No kind of alcohol is safe - Cincinnati Children's Blog

No kind of alcohol is safe

(Blogmeister’s note: This information was first published in the Cincinnati Enquirer on April 11)

Alcohol use among adolescents affects all socioeconomic groups, and represents a tremendous financial and social cost. It can affect every organ system in the body.

In adolescents, early onset of drinking and alcohol misuse over several years is associated with changes in the brain such as the hippocampus, the area associated with long-term memory and spatial awareness. It is a known fact that the younger a person is when they start drinking, the greater the chance they have of becoming addicted to alcohol at some point in their lives. Also, more than four in 10 people who begin drinking before age 15 eventually become alcoholics.

The brain undergoes significant changes during adolescence. Chronic exposure to alcohol during early adolescence has been shown to alter puberty-associated hormone levels and the timing an adolescent undergoes puberty. Animal studies suggest alcohol can affect changes in hormone levels, sexuality and behavior differently during adolescence.

Some people drink alcohol in ways that are detrimental to themselves or others. In cases of mild intoxication, the signs of inebriation are quite variable: A person might lose self-control or become ill-tempered; and as they become more intoxicated, their inhibitions become more impaired. A person can become irritable, aggressive, violent, confused or tired. With severe intoxication, there is loss of airway protective reflexes, central nervous system depression, a person can go into coma, and there is an increased risk of death because a person can stop breathing.

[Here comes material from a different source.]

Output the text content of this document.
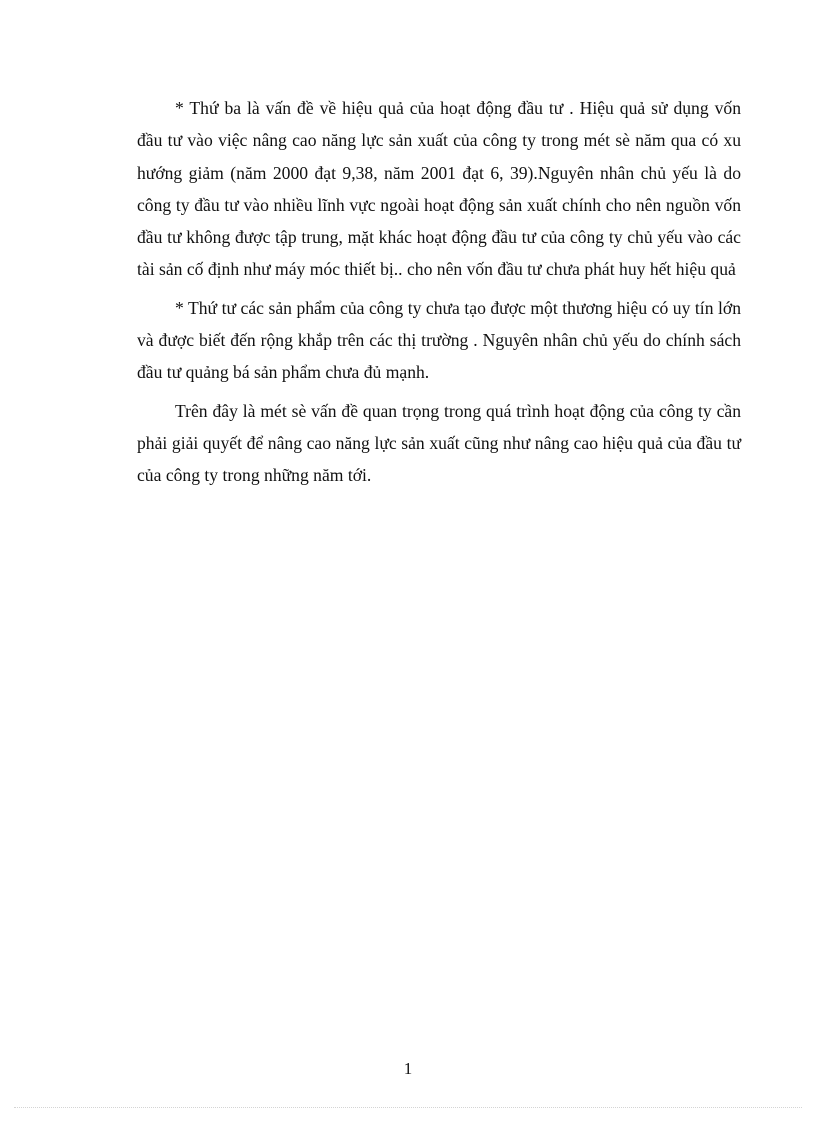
* Thứ ba là vấn đề về hiệu quả của hoạt động đầu tư . Hiệu quả sử dụng vốn đầu tư vào việc nâng cao năng lực sản xuất của công ty trong mét sè năm qua có xu hướng giảm (năm 2000 đạt 9,38, năm 2001 đạt 6, 39).Nguyên nhân chủ yếu là do công ty đầu tư vào nhiều lĩnh vực ngoài hoạt động sản xuất chính cho nên nguồn vốn đầu tư không được tập trung, mặt khác hoạt động đầu tư của công ty chủ yếu vào các tài sản cố định như máy móc thiết bị.. cho nên vốn đầu tư chưa phát huy hết hiệu quả

* Thứ tư các sản phẩm của công ty chưa tạo được một thương hiệu có uy tín lớn và được biết đến rộng khắp trên các thị trường . Nguyên nhân chủ yếu do chính sách đầu tư quảng bá sản phẩm chưa đủ mạnh.

Trên đây là mét sè vấn đề quan trọng trong quá trình hoạt động của công ty cần phải giải quyết để nâng cao năng lực sản xuất cũng như nâng cao hiệu quả của đầu tư của công ty trong những năm tới.

1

It is important for all teenagers to know that there is no safe kind of alcohol. One 12-ounce bottle of beer or a 5-ounce glass of wine (about a half-cup) has as much alcohol as a 1.5-ounce shot of liquor. Alcohol can cause problems no matter how it is consumed. The bottom line is if an adolescent has a problem with alcohol, they should be urged toget help. Treatment works. The earlier a person receives treatment, the better. The longer problems with alcohol are ignored, the higher the chances of permanent physical and psychological effects.